A second confrontation, with the sword of Damocles that any deviation from truths I now knew (but wouldn't share) would instantly move to divorce, and she spilled her guts. It was awful. Yes, the actual antiversary wasn't until late January 2015, but the big initial discovery was five years ago.
Since then, we tried to reconcile (more aptly, I tried and she backslid. Among her behaviors during "reconciliation;"
* stalking me on this forum, to find avenues for starting raging arguments.
* breaking down after finding our daughter had been reading her emails with knowledge of everything that had gone down even before I did
* breakdown involved threatening suicide to our daughter's face, blaming her for her impulses.
* the suicide turned daughter's anger away from Mom and toward the safe parent (me).
* fomented and encouraged DD's anger toward me.
* proclaimed she had forgiven herself, and announced it with great pride, expecting me to join in her joy at the only milestone that seemed to matter to her
* went into a cruel mocking diatribe of my deepest vulnerabilities.
The last bullet was the last straw and I filled for divorce.
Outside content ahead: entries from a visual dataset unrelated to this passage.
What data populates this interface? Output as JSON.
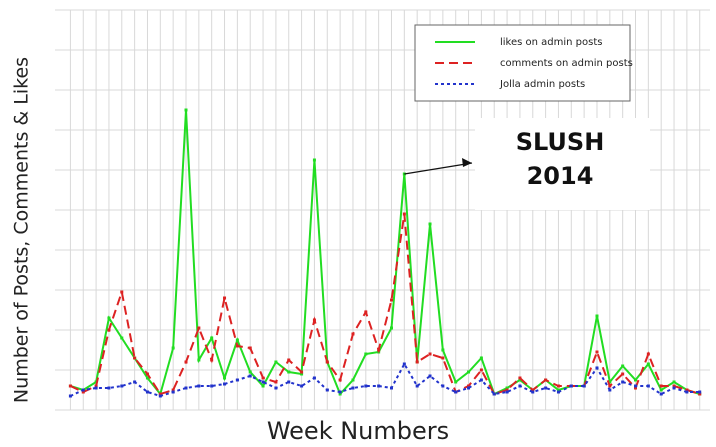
{
  "chart_data": {
    "type": "line",
    "x_label": "Week Numbers",
    "y_label": "Number of Posts, Comments & Likes",
    "annotation": {
      "lines": [
        "SLUSH",
        "2014"
      ],
      "x": 27,
      "y": 5.9
    },
    "x": [
      1,
      2,
      3,
      4,
      5,
      6,
      7,
      8,
      9,
      10,
      11,
      12,
      13,
      14,
      15,
      16,
      17,
      18,
      19,
      20,
      21,
      22,
      23,
      24,
      25,
      26,
      27,
      28,
      29,
      30,
      31,
      32,
      33,
      34,
      35,
      36,
      37,
      38,
      39,
      40,
      41,
      42,
      43,
      44,
      45,
      46,
      47,
      48,
      49,
      50
    ],
    "xlim": [
      -0.2,
      50.8
    ],
    "ylim": [
      0,
      10
    ],
    "yticks": [
      0,
      1,
      2,
      3,
      4,
      5,
      6,
      7,
      8,
      9,
      10
    ],
    "grid": true,
    "legend": "top right",
    "series": [
      {
        "name": "likes on admin posts",
        "color": "#22dd22",
        "dash": "solid",
        "values": [
          0.6,
          0.5,
          0.7,
          2.3,
          1.8,
          1.3,
          0.8,
          0.4,
          1.55,
          7.5,
          1.25,
          1.8,
          0.8,
          1.75,
          0.95,
          0.6,
          1.2,
          0.95,
          0.9,
          6.25,
          1.2,
          0.4,
          0.75,
          1.4,
          1.45,
          2.05,
          5.9,
          1.2,
          4.65,
          1.5,
          0.7,
          0.95,
          1.3,
          0.4,
          0.55,
          0.75,
          0.5,
          0.75,
          0.5,
          0.6,
          0.6,
          2.35,
          0.7,
          1.1,
          0.75,
          1.15,
          0.5,
          0.7,
          0.5,
          0.4
        ]
      },
      {
        "name": "comments on admin posts",
        "color": "#dd2222",
        "dash": "dashed",
        "values": [
          0.6,
          0.45,
          0.6,
          2,
          2.95,
          1.3,
          0.9,
          0.4,
          0.5,
          1.2,
          2.05,
          1.25,
          2.8,
          1.6,
          1.55,
          0.8,
          0.7,
          1.25,
          0.95,
          2.25,
          1.2,
          0.75,
          1.9,
          2.45,
          1.5,
          2.75,
          4.9,
          1.2,
          1.4,
          1.3,
          0.45,
          0.6,
          1,
          0.4,
          0.5,
          0.8,
          0.5,
          0.75,
          0.6,
          0.6,
          0.6,
          1.45,
          0.6,
          0.9,
          0.55,
          1.4,
          0.6,
          0.6,
          0.5,
          0.4
        ]
      },
      {
        "name": "Jolla admin posts",
        "color": "#2233cc",
        "dash": "dotted",
        "values": [
          0.35,
          0.5,
          0.55,
          0.55,
          0.6,
          0.7,
          0.45,
          0.35,
          0.45,
          0.55,
          0.6,
          0.6,
          0.65,
          0.75,
          0.85,
          0.7,
          0.55,
          0.7,
          0.6,
          0.8,
          0.5,
          0.45,
          0.55,
          0.6,
          0.6,
          0.55,
          1.15,
          0.6,
          0.85,
          0.6,
          0.45,
          0.55,
          0.75,
          0.4,
          0.45,
          0.6,
          0.45,
          0.55,
          0.45,
          0.6,
          0.6,
          1.05,
          0.5,
          0.7,
          0.6,
          0.6,
          0.4,
          0.55,
          0.45,
          0.45
        ]
      }
    ]
  }
}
Since then, she has been truly horrible, blaming me throughout the community for "dumping her" and ignoring what she now calls "my cry for help."
Even though she is a truly horrible ex, in terms of doing everything she can to poison my relationship with DD (who won't spent much time with me, as I retained the house which has "ghosts" in it), I AM ENORMOUSLY RELIEVED.
DD is finishing up college this spring and intends to stay in her college town (NYC, actually). Our relationship is getting much better, but still has wounds of her Mom's destruction. And DD in her own way has bought Mom's depiction that Dad (yours truly) abandoned Mom when she was at her most vulnerable.
Things are much better all around. I gave ex $200K to re-purchase the home and my pension. It is a custom built home with tons of windows, a music studio, a woodworking shop, on 3 acres on a ridge overlooking a beautiful river. I have an amazing GF who will be moving in shortly. We've upfit the house to our joint tastes and to remove ex's cooties.
Girlfriend is amazing. She's Ivy League smart, beautiful, fun, has been on a very similar marital/divorce journey, but most importantly she is emotionally competent. Really together.
My two older kids have moved nearby, with their spouses and kids, so I have three grandsons within 20 minutes. I plan on retiring in a few years and enjoying a break from non-stop working to support my family/families since 1972. I plan on playing lots of music, buildling furniture, teaching myself digital animation, playing with grandbabies and volunteering for one or more of my crazy left wing causes.
It gets better after divorce. I've seen this because IT'S A WHOLE LOT BETTER FOR ME.
Everytime my ex does something horrible via our daughter or a chance encounter with my GF, I am overwhelmed with gratitude that I am no longer intimately entangled with this deeply wounded mess.
Happy Holidaze and much love to those of you early in this journey.